Combining Similar Hard Drives to Double the Size. Is it ok?

  1. Posts : 235
    Windows 10 Home

    Combining Similar Hard Drives to Double the Size. Is it ok?

    Hi, Everyone!I've got a quick question. I read that when you combine two drives in RAID 0 in order to double the size of the drive, the drives have to be "exactly" the same. I wanted to know what "exactly" was defined exactly. (Nice pun, no?) Anyway, I couldn't find an exact meaning. (Ha, I did it again!)I am currently using a Samsung Pro SSD, 512 gig and I am almost all the way full. I was lucky enough to be given a Samsung Evo Plus, 500 gig. Can I use the Samsung Evo Plus and combine it with the Samsung Pro to achieve a 1 TB SSD?Or, are the two models too different?

    Would anyone know an exact answer?
      My Computer

  2. Posts : 4,470
    Windows 10 Pro x64, Various Linux Builds, Networking, Storage, Cybersecurity Specialty.


    A RAID 0 can be created with disks of differing sizes, but the storage space added to the array by each disk is limited to the size of the smallest disk.
    For example, if a 100 GB disk is striped together with a 350 GB disk, the size of the array will be 200 GB. So everything needs to be exact - in capacity and interface to gain any performance.

    Also, using Raid 0 also leaves no data security if that matters to you. You would need to make good backups.

    See these resources -

    RAID levels 0, 1, 4, 5, 6, 10 explained - Boolean World
    RAID 0, RAID 1, RAID 5, RAID 10 Explained with Diagrams

    To me, Raid 0 is pointless in a home PC. Use the older Samsung SSD with an enclosure via USB 3.0 as an external drive.
    Remember, these are consumer SSD's - there will be constant writing to the other (smaller) drive which will wear it out eventually.

    We make parts for IT & A/V professionals that connect, convert, extend, split & switch |

    Hope this helps!

    Last edited by Compumind; 10 Jun 2020 at 16:20.
      My Computer

  3. Posts : 2,816
    Windows 11 Pro, 22H2

    With RAID 0, data is written evenly across all disks in "stripes". The most efficient use of the space would be to have disks of the same size. If you have disks of different sizes, the system will only be able to utilize the amount of space equal to the smallest disk on each drive. For example, assume you have the following:

    Disk 1: 500 GB
    Disk 2: 1000GB (1TB)

    RAID 0 is limited to using 500GB per drive since the smaller drive is 500GB. Therefore, on the 1TB drive, you would effectivly be tossing away 500GB of space.

    Example 2:

    Disk 1: 500GB
    Disk 2: 510GB

    In this case you would only loose 10GB of space on the second drive.

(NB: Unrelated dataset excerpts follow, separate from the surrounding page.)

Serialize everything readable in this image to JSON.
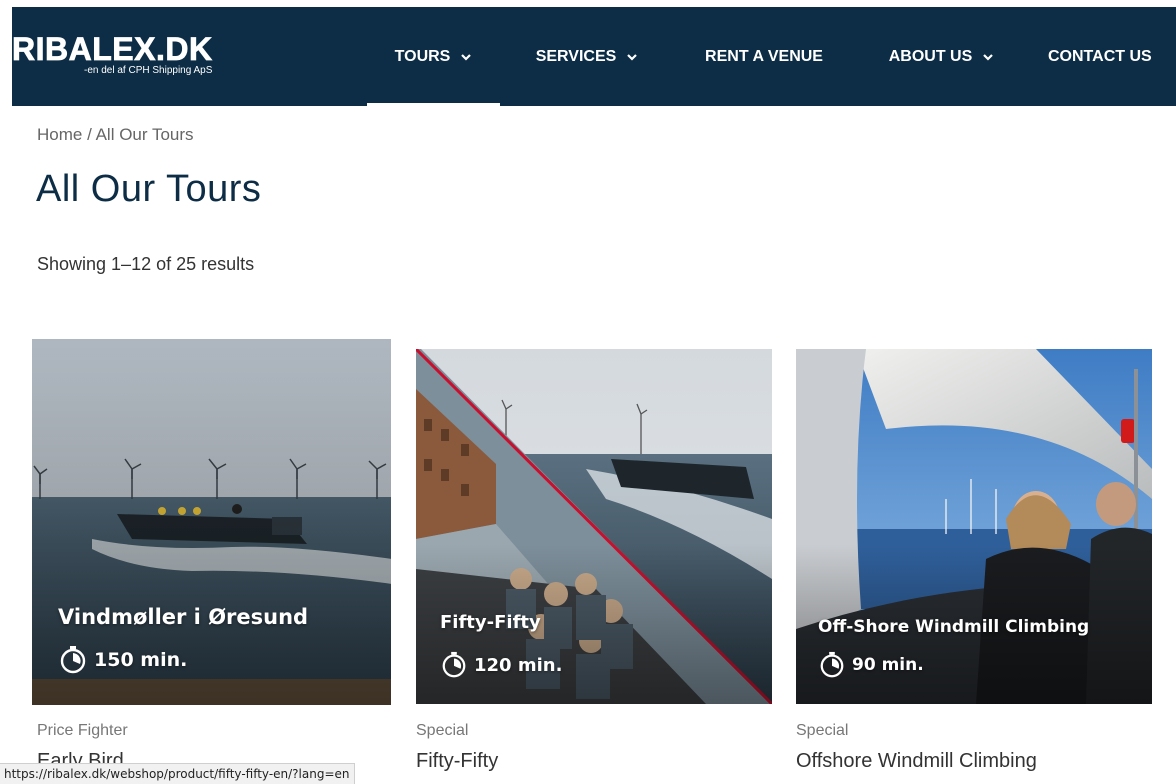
{
  "header": {
    "logo_main": "RIBALEX.DK",
    "logo_sub": "-en del af CPH Shipping ApS",
    "nav": [
      {
        "label": "TOURS",
        "has_dropdown": true,
        "active": true
      },
      {
        "label": "SERVICES",
        "has_dropdown": true
      },
      {
        "label": "RENT A VENUE",
        "has_dropdown": false
      },
      {
        "label": "ABOUT US",
        "has_dropdown": true
      },
      {
        "label": "CONTACT US",
        "has_dropdown": false
      }
    ]
  },
  "breadcrumb": {
    "home": "Home",
    "separator": " / ",
    "current": "All Our Tours"
  },
  "page_title": "All Our Tours",
  "result_count": "Showing 1–12 of 25 results",
  "products": [
    {
      "overlay_title": "Vindmøller i Øresund",
      "duration": "150 min.",
      "category": "Price Fighter",
      "name": "Early Bird"
    },
    {
      "overlay_title": "Fifty-Fifty",
      "duration": "120 min.",
      "category": "Special",
      "name": "Fifty-Fifty"
    },
    {
      "overlay_title": "Off-Shore Windmill Climbing",
      "duration": "90 min.",
      "category": "Special",
      "name": "Offshore Windmill Climbing"
    }
  ],
  "status_bar": {
    "url": "https://ribalex.dk/webshop/product/fifty-fifty-en/?lang=en"
  },
  "colors": {
    "header_bg": "#0c2d45",
    "title_color": "#0c2d45",
    "accent_red": "#c8102e"
  },
  "icons": {
    "dropdown": "chevron-down-icon",
    "duration": "timer-icon"
  }
}
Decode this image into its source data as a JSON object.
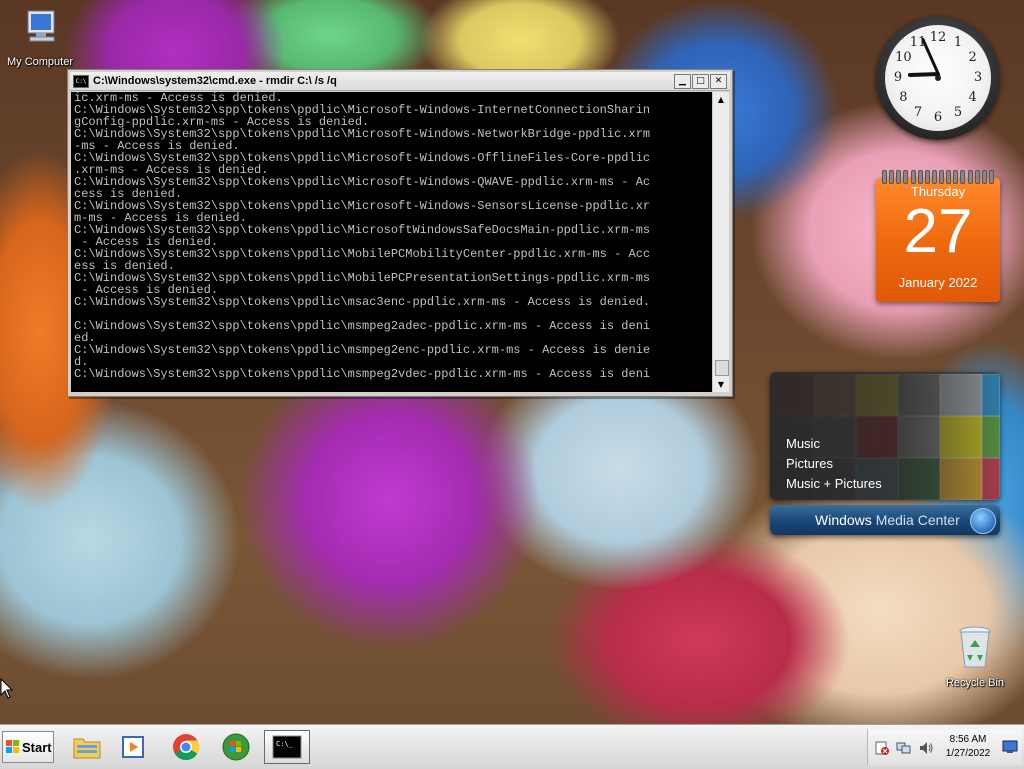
{
  "desktop": {
    "my_computer_label": "My Computer",
    "recycle_bin_label": "Recycle Bin"
  },
  "cmd_window": {
    "title": "C:\\Windows\\system32\\cmd.exe - rmdir  C:\\ /s /q",
    "lines": [
      "ic.xrm-ms - Access is denied.",
      "C:\\Windows\\System32\\spp\\tokens\\ppdlic\\Microsoft-Windows-InternetConnectionSharin",
      "gConfig-ppdlic.xrm-ms - Access is denied.",
      "C:\\Windows\\System32\\spp\\tokens\\ppdlic\\Microsoft-Windows-NetworkBridge-ppdlic.xrm",
      "-ms - Access is denied.",
      "C:\\Windows\\System32\\spp\\tokens\\ppdlic\\Microsoft-Windows-OfflineFiles-Core-ppdlic",
      ".xrm-ms - Access is denied.",
      "C:\\Windows\\System32\\spp\\tokens\\ppdlic\\Microsoft-Windows-QWAVE-ppdlic.xrm-ms - Ac",
      "cess is denied.",
      "C:\\Windows\\System32\\spp\\tokens\\ppdlic\\Microsoft-Windows-SensorsLicense-ppdlic.xr",
      "m-ms - Access is denied.",
      "C:\\Windows\\System32\\spp\\tokens\\ppdlic\\MicrosoftWindowsSafeDocsMain-ppdlic.xrm-ms",
      " - Access is denied.",
      "C:\\Windows\\System32\\spp\\tokens\\ppdlic\\MobilePCMobilityCenter-ppdlic.xrm-ms - Acc",
      "ess is denied.",
      "C:\\Windows\\System32\\spp\\tokens\\ppdlic\\MobilePCPresentationSettings-ppdlic.xrm-ms",
      " - Access is denied.",
      "C:\\Windows\\System32\\spp\\tokens\\ppdlic\\msac3enc-ppdlic.xrm-ms - Access is denied.",
      "",
      "C:\\Windows\\System32\\spp\\tokens\\ppdlic\\msmpeg2adec-ppdlic.xrm-ms - Access is deni",
      "ed.",
      "C:\\Windows\\System32\\spp\\tokens\\ppdlic\\msmpeg2enc-ppdlic.xrm-ms - Access is denie",
      "d.",
      "C:\\Windows\\System32\\spp\\tokens\\ppdlic\\msmpeg2vdec-ppdlic.xrm-ms - Access is deni"
    ]
  },
  "clock_gadget": {
    "numbers": [
      "12",
      "1",
      "2",
      "3",
      "4",
      "5",
      "6",
      "7",
      "8",
      "9",
      "10",
      "11"
    ],
    "time": "8:56"
  },
  "calendar_gadget": {
    "weekday": "Thursday",
    "day": "27",
    "month_year": "January 2022"
  },
  "media_center_gadget": {
    "menu": [
      "Music",
      "Pictures",
      "Music + Pictures"
    ],
    "brand_bold": "Windows",
    "brand_light": "Media Center"
  },
  "taskbar": {
    "start_label": "Start",
    "time": "8:56 AM",
    "date": "1/27/2022"
  },
  "colors": {
    "calendar_orange": "#f06a10",
    "console_bg": "#000000",
    "console_text": "#c0c0c0"
  }
}
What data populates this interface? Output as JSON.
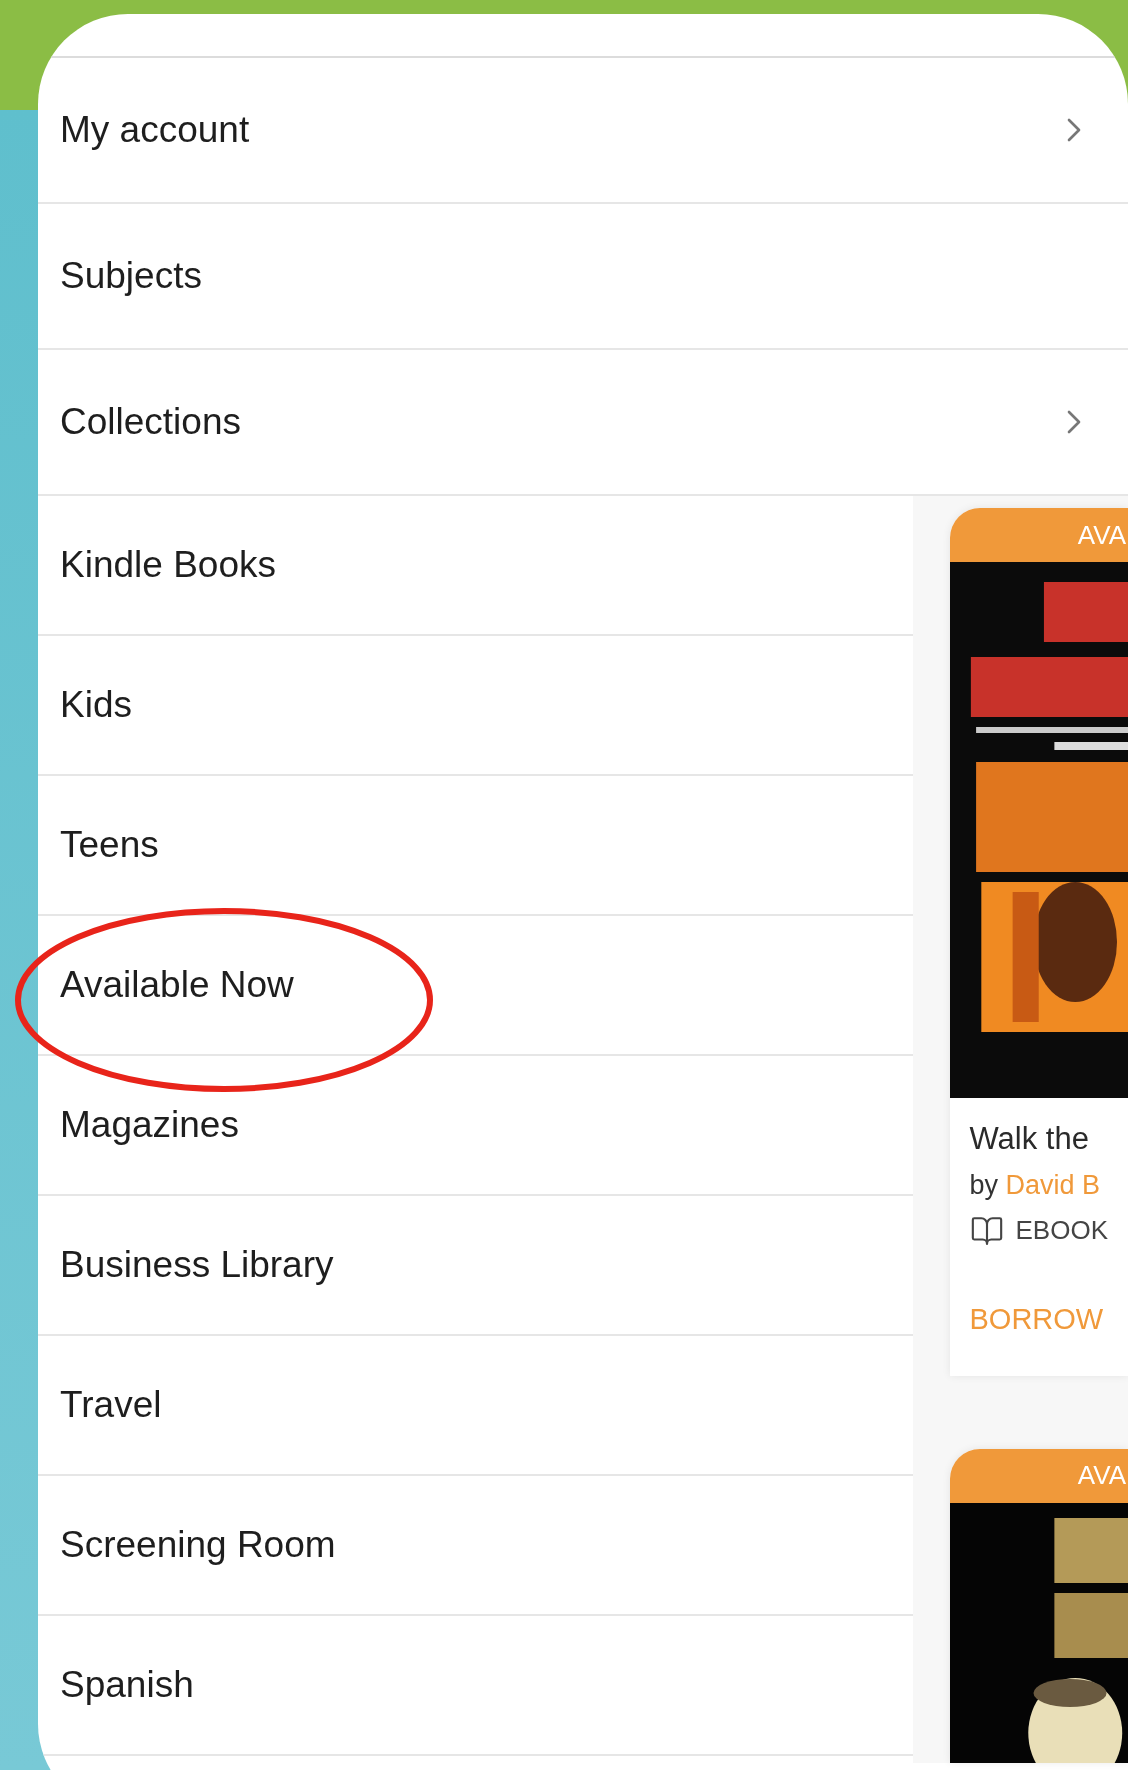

    As always, make sure you make good backups. One of the downsides of RAID 0 is that you are increasing the chance of failure. With 2 drives, you double the chance of failure, with 3 drives, you triple the chance, etc. This is because any one drive that fails will cause the whole array to fail. There is no redundancy with RAID 0.

    So the short answer is this: If you want to waste, no space, use drives of exactly the same size. Any difference in size is the amount of space you will not be able to use.